Luftdichtheitsmessung mit Förderung vom Staat  

Jedes Gebäude, ob individuell mit dem Architekten oder als Fertighaus geplant, muss die Anforderungen gemäß DIN EN 13829, DIN 4108-7 und EnEV an Dämmung und Dichtheit erfüllen.

Ohne eine luftdichte Gebäudehülle wird die hochwertigste Dämmung wertlos. Bei der Luftdichtheitsmessung, wird deshalb die Gebäudehülle auf ihre Dichtheit überprüft.

Luftdichtheitsmessungen gehören bereits seit Jahren beim Bau von Effizienzhäusern und Passivhäusern dazu.

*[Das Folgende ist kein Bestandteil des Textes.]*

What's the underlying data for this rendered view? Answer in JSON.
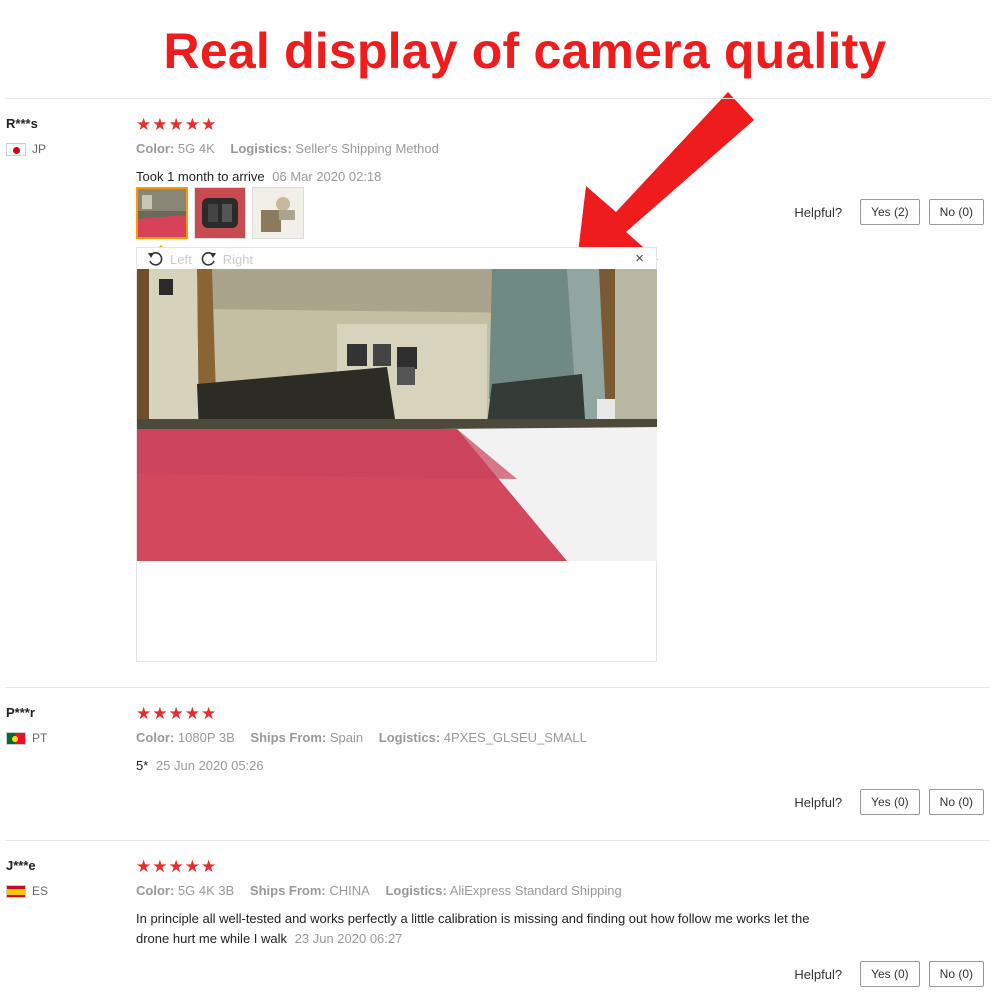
{
  "banner": {
    "text": "Real display of camera quality",
    "color": "#ee1c1c"
  },
  "reviews": [
    {
      "user": "R***s",
      "country": "JP",
      "stars": "★★★★★",
      "rating": 5,
      "attrs": [
        {
          "label": "Color:",
          "value": "5G 4K"
        },
        {
          "label": "Logistics:",
          "value": "Seller's Shipping Method"
        }
      ],
      "feedback": "Took 1 month to arrive",
      "date": "06 Mar 2020 02:18",
      "helpful_label": "Helpful?",
      "yes": "Yes (2)",
      "no": "No (0)",
      "viewer": {
        "left_label": "Left",
        "right_label": "Right",
        "close": "×"
      }
    },
    {
      "user": "P***r",
      "country": "PT",
      "stars": "★★★★★",
      "rating": 5,
      "attrs": [
        {
          "label": "Color:",
          "value": "1080P 3B"
        },
        {
          "label": "Ships From:",
          "value": "Spain"
        },
        {
          "label": "Logistics:",
          "value": "4PXES_GLSEU_SMALL"
        }
      ],
      "feedback": "5*",
      "date": "25 Jun 2020 05:26",
      "helpful_label": "Helpful?",
      "yes": "Yes (0)",
      "no": "No (0)"
    },
    {
      "user": "J***e",
      "country": "ES",
      "stars": "★★★★★",
      "rating": 5,
      "attrs": [
        {
          "label": "Color:",
          "value": "5G 4K 3B"
        },
        {
          "label": "Ships From:",
          "value": "CHINA"
        },
        {
          "label": "Logistics:",
          "value": "AliExpress Standard Shipping"
        }
      ],
      "feedback_line1": "In principle all well-tested and works perfectly a little calibration is missing and finding out how follow me works let the",
      "feedback_line2": "drone hurt me while I walk",
      "date": "23 Jun 2020 06:27",
      "helpful_label": "Helpful?",
      "yes": "Yes (0)",
      "no": "No (0)"
    }
  ]
}
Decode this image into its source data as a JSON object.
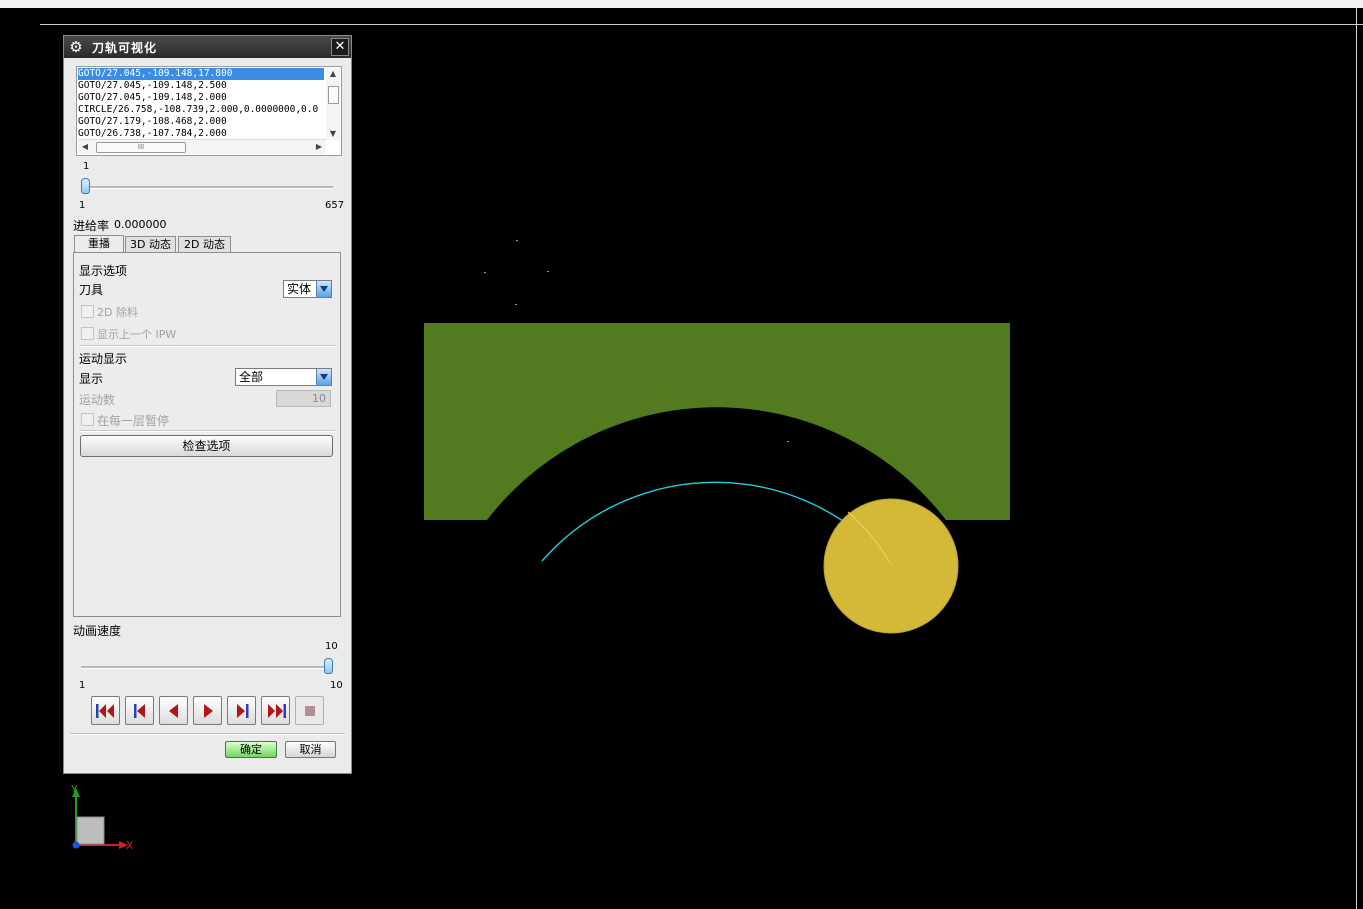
{
  "dialog": {
    "title": "刀轨可视化",
    "list_items": [
      "GOTO/27.045,-109.148,17.800",
      "GOTO/27.045,-109.148,2.500",
      "GOTO/27.045,-109.148,2.000",
      "CIRCLE/26.758,-108.739,2.000,0.0000000,0.0",
      "GOTO/27.179,-108.468,2.000",
      "GOTO/26.738,-107.784,2.000"
    ],
    "hscroll_thumb": "III",
    "motion_slider": {
      "current": "1",
      "min": "1",
      "max": "657",
      "value": 1
    },
    "feed_label": "进给率",
    "feed_value": "0.000000",
    "tabs": [
      "重播",
      "3D 动态",
      "2D 动态"
    ],
    "display_options_label": "显示选项",
    "tool_label": "刀具",
    "tool_value": "实体",
    "remove_2d_label": "2D 除料",
    "show_prev_ipw_label": "显示上一个 IPW",
    "motion_display_label": "运动显示",
    "display_label": "显示",
    "display_value": "全部",
    "motion_count_label": "运动数",
    "motion_count_value": "10",
    "pause_each_layer_label": "在每一层暂停",
    "check_options_label": "检查选项",
    "speed_label": "动画速度",
    "speed_slider": {
      "current": "10",
      "min": "1",
      "max": "10",
      "value": 10
    },
    "ok_label": "确定",
    "cancel_label": "取消"
  },
  "triad": {
    "x_label": "X",
    "y_label": "Y"
  },
  "colors": {
    "part": "#527b20",
    "tool": "#d4b838",
    "toolpath": "#20d0e0",
    "background": "#000000"
  }
}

Die Dichtheit der Gebäudehülle wird zum Qualitätsmerkmal.
 

Die Energieeinsparverordnung (EnEV) gewährt für Neubauten und vor allem bei Altbauten einen Bonus für dichtheitsgeprüfte Gebäude.  

 

Die einfachste und kostengünstigste Variante nach EnEV: Setzen Sie bereits bei der Planung den Dichtheitsnachweis an. Alleine die Andeutung auf dem Papier, das Ihr Haus ein Niedrigenergiehaus ist, bzw. nach KfW-Standard bis hin zum Passivhausqualität errichtet wurde, hört sich auf jeden Fall gut an. Ob die Kriterien für das Niedrigenergiehaus auch wirklich umgesetzt sind, lässt sich mit der Gebäudedichtheitsmessung schnell nachweisen.   

Die Erfahrung zeigt: Der Bau wird dicht, spart wertvolle Energie und hilft somit den Schadstoffausstoß zu reduzieren. Der Blower Door Test wird so zum wichtigen Bestandteil sowohl beim Wärmeschutz, wie auch beim Umweltschutz. 


Die Luftdichtheitsmessung hat sich bereits bei vielen Bauprojekten bewährt. Es ist die einzige Möglichkeit die Luftdichtheit von Gebäuden zur Qualitätssicherung zu überprüfen.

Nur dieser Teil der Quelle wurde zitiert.